O entrevero entre os presidentes da República e da Câmara – e, por extensão, com o Parlamento – indicou que a Nova Previdência corre perigo. Afinal, só quem ganha com os insultos trocados entre Jair Bolsonaro e o deputado Rodrigo Maia é a oposição.
Aos oposicionistas não interessa aprovar a reforma das aposentadorias. Em parte, porque discordam dela. Mas, em grande dose, porque sabem que, sem as mudanças do sistema previdenciário, o primeiro governo da chamada direita, após 24 anos de domínio da chamada esquerda, naufraga.
O naufrágio viria por dois caminhos. Um econômico e outro político.
Primeiro, porque para boa parte dos economistas – inclusive alguns da oposição – o Brasil vai se tornar insolvente, sem dinheiro para gastar sequer com o custeio essencial. Como consequência, quem planeja investir, desistirá.
Sem investimento, nenhum país cresce. Como os brasileiros vão continuar procriando, haverá mais habitantes para uma renda estagnada ou regressiva. Segue-se o empobrecimento.
Segundo, e mais relevante a curto prazo, provocará violento desgaste político ao novo governo. A percepção (real) será a de que o capitão-mor não tem apoio político. E sem apoio político, presidentes são abelhas rainhas sem colmeia. Não produzem nada.
O desgaste pode se tornar maior caso o Posto Ipiranga abandone o Governo. Afinal, o ministro da Economia, Paulo Guedes, coloca todas as suas fichas na reforma.
Sem ela, a planejada mudança de 180º na política econômica sofre revés brutal. O plano B de Guedes, o orçamento base zero, é quimera.
Renda e inflação baixa
Assim, sob estes dois aspectos, não aprovar a reforma é um desastre para o Governo Bolsonaro. Suficiente, talvez, para comprometer o restante de seu mandato, já que, na nova ou na velha política, à patuleia interessa emprego e poder de compra. Ou renda e inflação baixa.
Parece claro, assim, que o maior perdedor da escaramuça Bolsonaro x Maia é o presidente da República. Resta que, ou Bolsonaro não entende de articulação política, ou ele não está interessado em aprovar a reforma da previdência.
Diferente do presidente da República, Maia é genuinamente liberal e favorável à alteração dos sistemas de aposentadorias brasilianos – o ultra-camarada dos servidores e o da maioria dos brasileiros, aquele que garante apenas a sobrevivência.

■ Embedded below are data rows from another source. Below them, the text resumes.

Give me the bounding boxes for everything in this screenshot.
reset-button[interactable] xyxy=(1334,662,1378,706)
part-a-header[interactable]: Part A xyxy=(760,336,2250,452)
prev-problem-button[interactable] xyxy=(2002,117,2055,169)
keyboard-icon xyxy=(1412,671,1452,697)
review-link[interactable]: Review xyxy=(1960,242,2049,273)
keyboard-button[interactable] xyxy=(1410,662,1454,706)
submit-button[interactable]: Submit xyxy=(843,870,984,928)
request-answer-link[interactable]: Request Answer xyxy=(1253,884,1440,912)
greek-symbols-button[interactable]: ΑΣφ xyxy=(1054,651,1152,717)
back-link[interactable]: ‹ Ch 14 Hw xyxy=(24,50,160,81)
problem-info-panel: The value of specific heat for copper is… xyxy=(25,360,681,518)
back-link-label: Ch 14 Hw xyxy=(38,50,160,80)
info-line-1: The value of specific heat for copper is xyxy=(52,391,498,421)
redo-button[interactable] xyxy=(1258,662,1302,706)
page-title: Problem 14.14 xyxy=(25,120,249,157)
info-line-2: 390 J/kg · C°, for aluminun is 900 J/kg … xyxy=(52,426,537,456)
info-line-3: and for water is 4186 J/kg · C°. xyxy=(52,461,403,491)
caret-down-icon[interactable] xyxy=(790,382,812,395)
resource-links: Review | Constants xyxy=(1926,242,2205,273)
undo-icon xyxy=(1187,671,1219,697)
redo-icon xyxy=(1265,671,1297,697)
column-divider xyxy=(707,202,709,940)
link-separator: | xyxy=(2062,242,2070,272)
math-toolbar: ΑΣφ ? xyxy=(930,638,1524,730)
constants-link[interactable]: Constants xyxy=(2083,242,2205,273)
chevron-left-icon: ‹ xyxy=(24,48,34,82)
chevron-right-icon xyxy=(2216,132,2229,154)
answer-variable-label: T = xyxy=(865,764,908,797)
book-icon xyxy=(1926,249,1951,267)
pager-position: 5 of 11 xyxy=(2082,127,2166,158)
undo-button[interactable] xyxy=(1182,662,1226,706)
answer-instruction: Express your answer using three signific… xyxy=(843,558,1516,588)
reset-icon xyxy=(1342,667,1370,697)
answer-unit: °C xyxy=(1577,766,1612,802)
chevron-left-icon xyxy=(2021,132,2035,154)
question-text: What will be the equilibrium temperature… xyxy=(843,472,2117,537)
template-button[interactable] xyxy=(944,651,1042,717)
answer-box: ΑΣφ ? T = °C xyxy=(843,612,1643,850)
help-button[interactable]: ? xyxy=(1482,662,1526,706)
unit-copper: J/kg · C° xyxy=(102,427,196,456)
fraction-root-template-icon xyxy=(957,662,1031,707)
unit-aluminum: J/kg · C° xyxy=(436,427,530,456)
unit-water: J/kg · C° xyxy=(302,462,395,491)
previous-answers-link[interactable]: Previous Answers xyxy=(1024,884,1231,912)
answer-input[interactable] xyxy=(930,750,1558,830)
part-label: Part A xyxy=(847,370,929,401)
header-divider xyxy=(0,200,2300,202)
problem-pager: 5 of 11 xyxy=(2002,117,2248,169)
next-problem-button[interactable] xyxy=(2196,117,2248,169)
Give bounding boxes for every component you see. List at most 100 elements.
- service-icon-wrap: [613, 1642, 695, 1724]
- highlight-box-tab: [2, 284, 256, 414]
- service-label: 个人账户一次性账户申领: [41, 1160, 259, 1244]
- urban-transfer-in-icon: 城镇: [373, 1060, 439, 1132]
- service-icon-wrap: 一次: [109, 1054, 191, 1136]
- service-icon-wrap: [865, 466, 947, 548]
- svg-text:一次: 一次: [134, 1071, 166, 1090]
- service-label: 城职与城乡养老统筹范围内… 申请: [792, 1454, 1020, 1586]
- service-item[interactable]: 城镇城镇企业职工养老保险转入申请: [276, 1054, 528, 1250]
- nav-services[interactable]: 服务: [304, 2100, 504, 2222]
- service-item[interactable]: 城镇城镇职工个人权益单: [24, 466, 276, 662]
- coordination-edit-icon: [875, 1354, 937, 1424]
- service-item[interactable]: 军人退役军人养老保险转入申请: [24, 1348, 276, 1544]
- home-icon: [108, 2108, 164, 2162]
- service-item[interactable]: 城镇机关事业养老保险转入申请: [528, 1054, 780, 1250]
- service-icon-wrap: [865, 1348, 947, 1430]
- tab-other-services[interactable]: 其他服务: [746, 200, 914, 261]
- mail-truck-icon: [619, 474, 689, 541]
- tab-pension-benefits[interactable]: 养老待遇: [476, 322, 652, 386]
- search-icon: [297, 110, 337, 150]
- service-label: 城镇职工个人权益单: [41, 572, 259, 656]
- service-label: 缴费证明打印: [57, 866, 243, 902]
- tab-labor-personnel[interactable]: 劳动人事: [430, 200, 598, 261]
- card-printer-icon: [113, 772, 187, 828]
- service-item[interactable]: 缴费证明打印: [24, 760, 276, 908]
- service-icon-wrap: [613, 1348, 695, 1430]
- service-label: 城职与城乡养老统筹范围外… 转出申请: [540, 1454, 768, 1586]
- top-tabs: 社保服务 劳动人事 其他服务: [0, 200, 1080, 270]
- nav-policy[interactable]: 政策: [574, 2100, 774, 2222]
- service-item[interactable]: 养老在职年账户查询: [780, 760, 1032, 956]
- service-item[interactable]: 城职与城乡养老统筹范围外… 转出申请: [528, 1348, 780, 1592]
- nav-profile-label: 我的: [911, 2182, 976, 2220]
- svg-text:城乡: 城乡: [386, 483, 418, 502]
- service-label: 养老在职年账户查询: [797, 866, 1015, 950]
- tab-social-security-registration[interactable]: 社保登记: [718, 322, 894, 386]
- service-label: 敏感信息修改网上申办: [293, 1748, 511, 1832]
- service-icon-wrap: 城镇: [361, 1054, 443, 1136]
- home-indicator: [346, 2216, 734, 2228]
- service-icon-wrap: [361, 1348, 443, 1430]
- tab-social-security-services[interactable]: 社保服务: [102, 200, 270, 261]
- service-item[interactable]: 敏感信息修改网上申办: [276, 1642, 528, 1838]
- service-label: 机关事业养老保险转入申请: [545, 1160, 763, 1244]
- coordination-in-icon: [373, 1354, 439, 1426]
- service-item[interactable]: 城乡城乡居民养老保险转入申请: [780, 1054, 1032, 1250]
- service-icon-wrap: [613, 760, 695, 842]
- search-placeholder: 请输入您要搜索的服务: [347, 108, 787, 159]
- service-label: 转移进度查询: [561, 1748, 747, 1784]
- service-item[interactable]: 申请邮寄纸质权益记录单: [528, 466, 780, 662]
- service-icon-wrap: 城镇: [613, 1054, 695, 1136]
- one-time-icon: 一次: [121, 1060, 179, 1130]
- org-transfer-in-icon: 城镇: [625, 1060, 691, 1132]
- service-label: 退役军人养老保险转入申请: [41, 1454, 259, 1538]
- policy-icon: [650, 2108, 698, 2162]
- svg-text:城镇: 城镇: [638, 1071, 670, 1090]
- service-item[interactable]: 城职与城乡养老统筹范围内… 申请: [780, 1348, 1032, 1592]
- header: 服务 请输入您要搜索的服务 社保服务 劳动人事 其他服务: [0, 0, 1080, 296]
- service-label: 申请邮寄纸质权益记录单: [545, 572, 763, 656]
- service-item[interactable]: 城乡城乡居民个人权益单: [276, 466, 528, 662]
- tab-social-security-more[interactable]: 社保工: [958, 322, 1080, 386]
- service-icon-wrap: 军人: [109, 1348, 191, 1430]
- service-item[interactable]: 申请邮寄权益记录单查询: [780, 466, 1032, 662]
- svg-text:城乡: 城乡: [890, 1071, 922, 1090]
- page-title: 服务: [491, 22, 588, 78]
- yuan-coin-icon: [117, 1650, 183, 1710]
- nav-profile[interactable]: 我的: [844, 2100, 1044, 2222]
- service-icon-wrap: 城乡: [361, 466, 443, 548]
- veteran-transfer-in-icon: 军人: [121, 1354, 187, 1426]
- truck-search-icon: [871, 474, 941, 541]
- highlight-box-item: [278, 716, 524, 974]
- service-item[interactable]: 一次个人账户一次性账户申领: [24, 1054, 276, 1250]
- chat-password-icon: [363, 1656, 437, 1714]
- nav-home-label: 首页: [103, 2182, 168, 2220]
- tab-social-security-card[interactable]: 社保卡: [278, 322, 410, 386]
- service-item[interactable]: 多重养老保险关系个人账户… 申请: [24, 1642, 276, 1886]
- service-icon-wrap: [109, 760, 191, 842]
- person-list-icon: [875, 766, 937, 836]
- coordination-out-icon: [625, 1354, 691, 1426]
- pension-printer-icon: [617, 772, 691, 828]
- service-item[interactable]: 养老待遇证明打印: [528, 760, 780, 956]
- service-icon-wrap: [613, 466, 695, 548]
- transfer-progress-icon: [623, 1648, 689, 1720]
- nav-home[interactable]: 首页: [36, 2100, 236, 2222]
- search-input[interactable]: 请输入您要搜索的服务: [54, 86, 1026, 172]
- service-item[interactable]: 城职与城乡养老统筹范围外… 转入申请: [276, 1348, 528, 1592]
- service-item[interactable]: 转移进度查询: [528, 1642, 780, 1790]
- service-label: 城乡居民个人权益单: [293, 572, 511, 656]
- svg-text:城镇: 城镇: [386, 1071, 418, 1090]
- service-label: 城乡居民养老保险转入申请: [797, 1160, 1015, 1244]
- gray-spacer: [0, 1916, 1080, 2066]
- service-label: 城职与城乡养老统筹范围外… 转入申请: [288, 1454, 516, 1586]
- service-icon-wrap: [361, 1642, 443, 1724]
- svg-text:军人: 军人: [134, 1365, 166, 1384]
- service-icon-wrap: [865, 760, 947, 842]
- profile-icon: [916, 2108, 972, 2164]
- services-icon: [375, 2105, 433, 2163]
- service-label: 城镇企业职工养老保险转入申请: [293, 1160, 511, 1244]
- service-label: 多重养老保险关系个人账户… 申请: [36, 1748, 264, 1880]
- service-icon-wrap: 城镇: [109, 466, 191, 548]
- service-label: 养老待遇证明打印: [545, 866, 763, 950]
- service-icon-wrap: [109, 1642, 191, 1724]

Mesmo que a posição de Maia fosse de neutralidade, o presidente da Câmara (assim como o do Senado) não pode ser desprezado pelo chefe do Executivo. Simplesmente porque a maioria das leis não são aprovadas sem o beneplácito de ambos.
Logo, Bolsonaro deveria tratá-lo, no mínimo, com deferência. Como fizeram seus antecessores bem-sucedidos na aprovação de leis e emendas constitucionais – FHC, Lula e Temer. Sem dizer que os três completaram seus mandatos.
“Ou Bolsonaro entende de articulação política,
mas não quer aprovar a reforma.
Ou, caso queira aprová-la,
pouco sabe sobre articulação política”.
É claro que Rodrigo Maia também perderá, pois é de pouca serventia um presidente de uma Câmara que não aprova legislação importante. Mas o grande prejudicado será Bolsonaro, que terá que explicar um fracasso logo no primeiro ano de governo e numa proposta crucial para o País.
Desta maneira, diante destas circunstâncias, há duas hipóteses mais prováveis. Bolsonaro entende de articulação política, mas não quer aprovar a reforma da previdência. Ou, caso ele queira aprovar a Nova Previdência, pouco sabe sobre articulação política.
Chamem o Mourão
Na primeira hipótese, parece estar agindo para jogar a conta do eventual fracasso no que ele chama de “velha política”, que estaria representada por Maia e boa parte do Parlamento. Mas, neste caso, é de supor que o primeiro mandatário do Brasil saiba o passo seguinte.
Como no xadrez, a cada lance da política é preciso prever três ou quatro jogadas à frente. Difícil imaginar, porém, que lance seria este. Mas, vá lá, ele ganhou uma eleição sem que ninguém previsse.
Menos provável, caso entenda de articulação e queira aprovar a reforma, o presidente tem que explicar o que ele e seus filhos estão fazendo, já que suas atitudes beligerantes não condizem com o objetivo aparente. Ao contrário, dificultam a tramitação no Congresso Nacional.
Na segunda hipótese mais provável, o Brasil está numa enrascada. Um presidente incapaz de articular sua base – ou, pior, sem base – simplesmente não governa.
A última possibilidade é a de que Bolsonaro não saiba articular e não queira aprovar a reforma. Nestas duas últimas hipóteses, atraquem o navio e chamem o Mourão. Na democracia brasiliana, é o que resta.